Based on the results of the analysis, there appears to be a relationship between temperature and gun violence. Both scatter plots indicate a positive correlation between temperature and total shootings, and both models account for a large amount of the variance in the data.
The information from the analysis might be useful to law enforcement agencies and other stakeholder groups in New York City.

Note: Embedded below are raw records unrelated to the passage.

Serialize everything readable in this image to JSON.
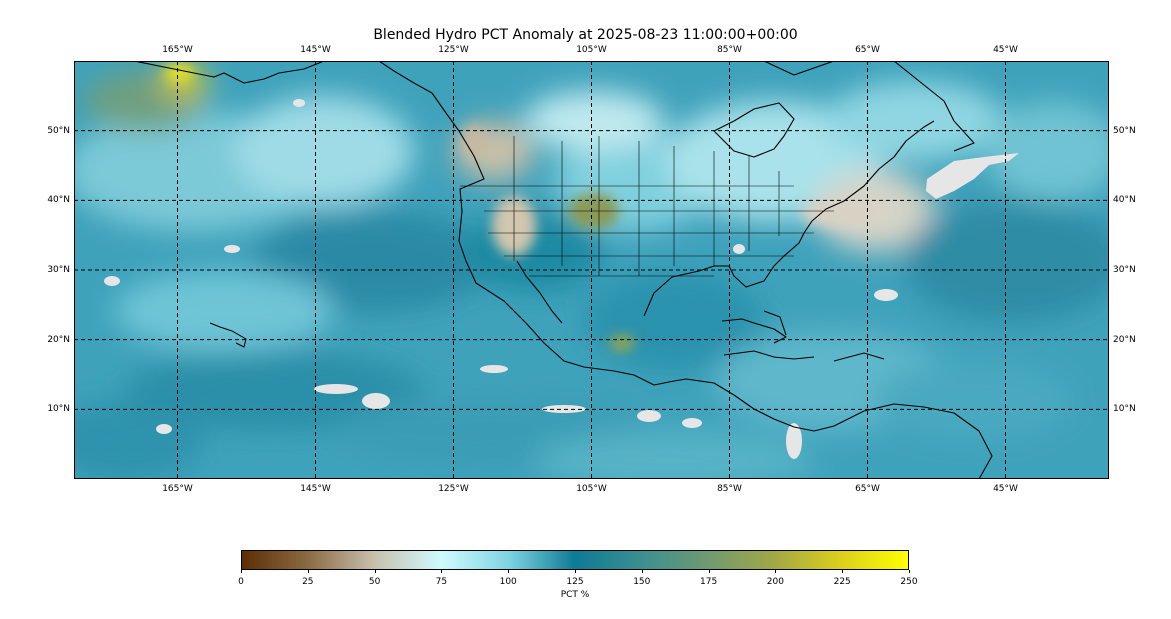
{
  "title": "Blended Hydro PCT Anomaly at 2025-08-23 11:00:00+00:00",
  "map": {
    "projection": "PlateCarree",
    "lon_range": [
      -180,
      -30
    ],
    "lat_range": [
      0,
      60
    ],
    "gridlines": "dashed black",
    "coastlines": true,
    "us_state_borders": true,
    "missing_data_color": "#e6e6e6",
    "lon_ticks": [
      {
        "value": -165,
        "label": "165°W"
      },
      {
        "value": -145,
        "label": "145°W"
      },
      {
        "value": -125,
        "label": "125°W"
      },
      {
        "value": -105,
        "label": "105°W"
      },
      {
        "value": -85,
        "label": "85°W"
      },
      {
        "value": -65,
        "label": "65°W"
      },
      {
        "value": -45,
        "label": "45°W"
      }
    ],
    "lat_ticks": [
      {
        "value": 50,
        "label": "50°N"
      },
      {
        "value": 40,
        "label": "40°N"
      },
      {
        "value": 30,
        "label": "30°N"
      },
      {
        "value": 20,
        "label": "20°N"
      },
      {
        "value": 10,
        "label": "10°N"
      }
    ]
  },
  "colorbar": {
    "label": "PCT %",
    "range": [
      0,
      250
    ],
    "ticks": [
      "0",
      "25",
      "50",
      "75",
      "100",
      "125",
      "150",
      "175",
      "200",
      "225",
      "250"
    ],
    "colors": [
      "#5c2d04",
      "#8c6a44",
      "#c9c0ae",
      "#cffbff",
      "#7fd4e3",
      "#0e7a96",
      "#3c8f90",
      "#6f9a72",
      "#a4a843",
      "#dcd01c",
      "#ffff00"
    ]
  }
}
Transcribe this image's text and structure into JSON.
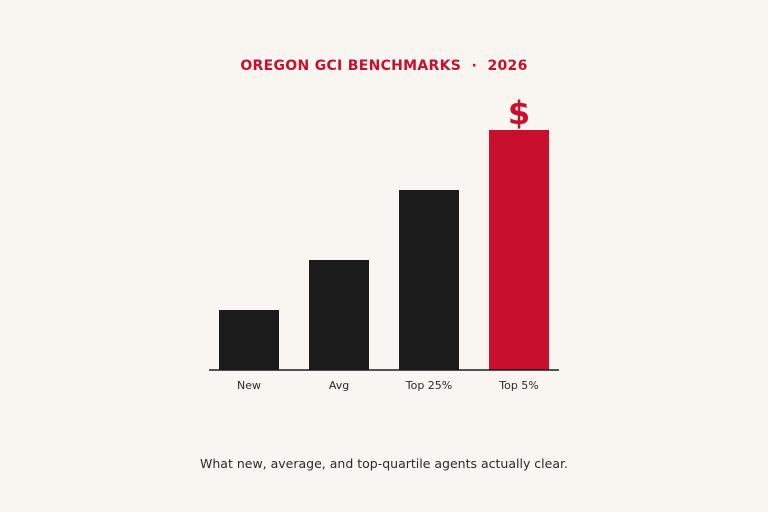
{
  "title": "OREGON GCI BENCHMARKS  ·  2026",
  "caption": "What new, average, and top-quartile agents actually clear.",
  "chart_data": {
    "type": "bar",
    "title": "OREGON GCI BENCHMARKS  ·  2026",
    "categories": [
      "New",
      "Avg",
      "Top 25%",
      "Top 5%"
    ],
    "values": [
      60,
      110,
      180,
      240
    ],
    "ylim": [
      0,
      240
    ],
    "grid": false,
    "highlight_index": 3,
    "highlight_marker": "$",
    "colors": {
      "bar": "#1b1b1b",
      "highlight": "#c8102e",
      "axis": "#1b1b1b",
      "tick_label": "#2a2a2a"
    }
  }
}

For instance, it can inform when to allocate limited resources (e.g., utilizing additional resources during months with higher average temperatures).
Although the data from this analysis could be used to address gun violence, there are at least two limitations that affect its utility. First, the analysis used monthly averages that were aggregated across several years, some of which were before 2006. Second, the analysis did not identify areas (e.g., public housing) associated with gun violence. Third, the data collection system may have introduced some bias since some shootings go unreported (e.g., shootings in some areas may be under-reported).Ideally, future iterations of this project will address the limitations of the analysis.